Petre credited General of Division (GD) Étienne Maurice Gérard with 8,300 soldiers, Marshal Marshal Claude Perrin Victor with 17,300 troops, Marmont with 8,200 men, and Marshal Michel Ney with 11,300 soldiers. The French army numbered 45,100 men with 128 guns. Petre stated that Blücher had direct control over Sacken's 27,000 troops, Gyulai's (3rd Corps) 12,000 men, and Württemberg's (4th Corps) 14,000 soldiers, for a total of 53,000 men.
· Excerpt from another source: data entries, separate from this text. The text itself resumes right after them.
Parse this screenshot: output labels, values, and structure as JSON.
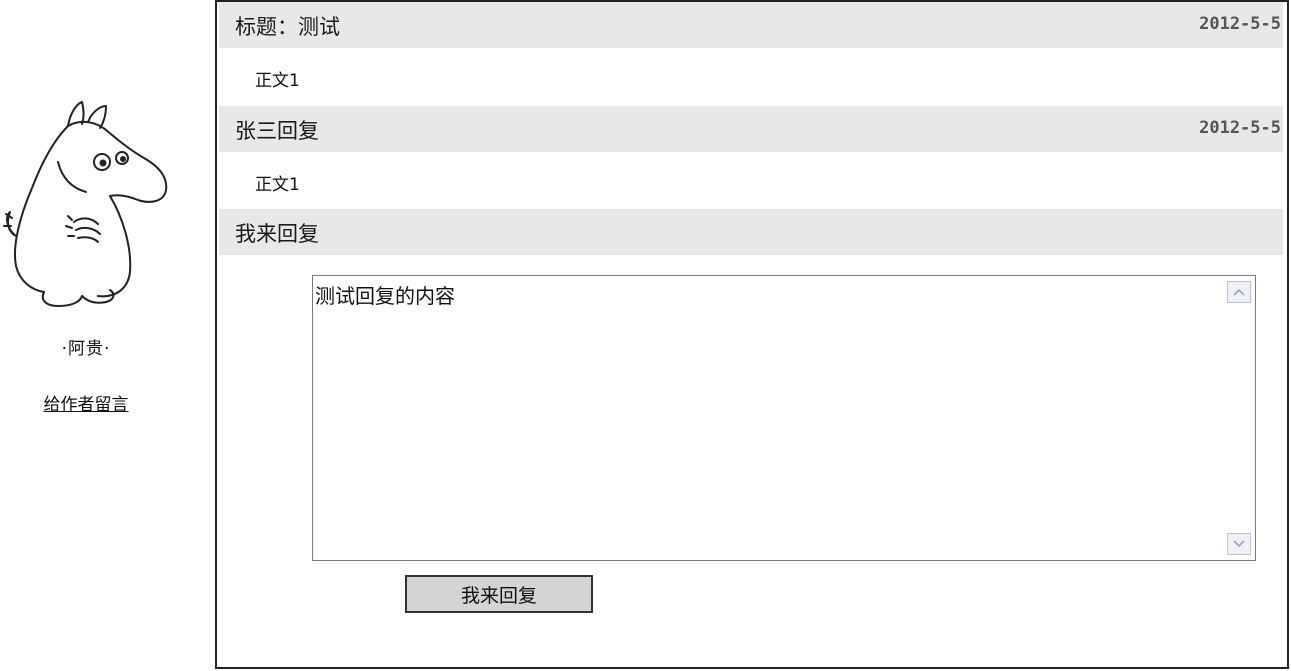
{
  "author": {
    "name": "·阿贵·",
    "message_link": "给作者留言",
    "avatar_icon": "moomin-avatar-icon"
  },
  "post": {
    "title": "标题：测试",
    "date": "2012-5-5",
    "body": "正文1"
  },
  "replies": [
    {
      "title": "张三回复",
      "date": "2012-5-5",
      "body": "正文1"
    }
  ],
  "reply_form": {
    "heading": "我来回复",
    "textarea_value": "测试回复的内容",
    "submit_label": "我来回复",
    "scroll_up_icon": "chevron-up-icon",
    "scroll_down_icon": "chevron-down-icon"
  },
  "colors": {
    "bar_background": "#e8e8e8",
    "date_text": "#555555",
    "border": "#222222",
    "button_background": "#d4d4d4"
  }
}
However, Wrede's 5th Corps counted 26,000 soldiers and Barclay's Reserve had 34,000 troops. From the Reserves, only 6,000–7,000 men were engaged in the battle. Therefore, the Allies engaged 85,000 troops and 200 guns in the battle. Note that Gyulai's numbers did not include one division left at Vendœuvres. This was Gyulai's light division.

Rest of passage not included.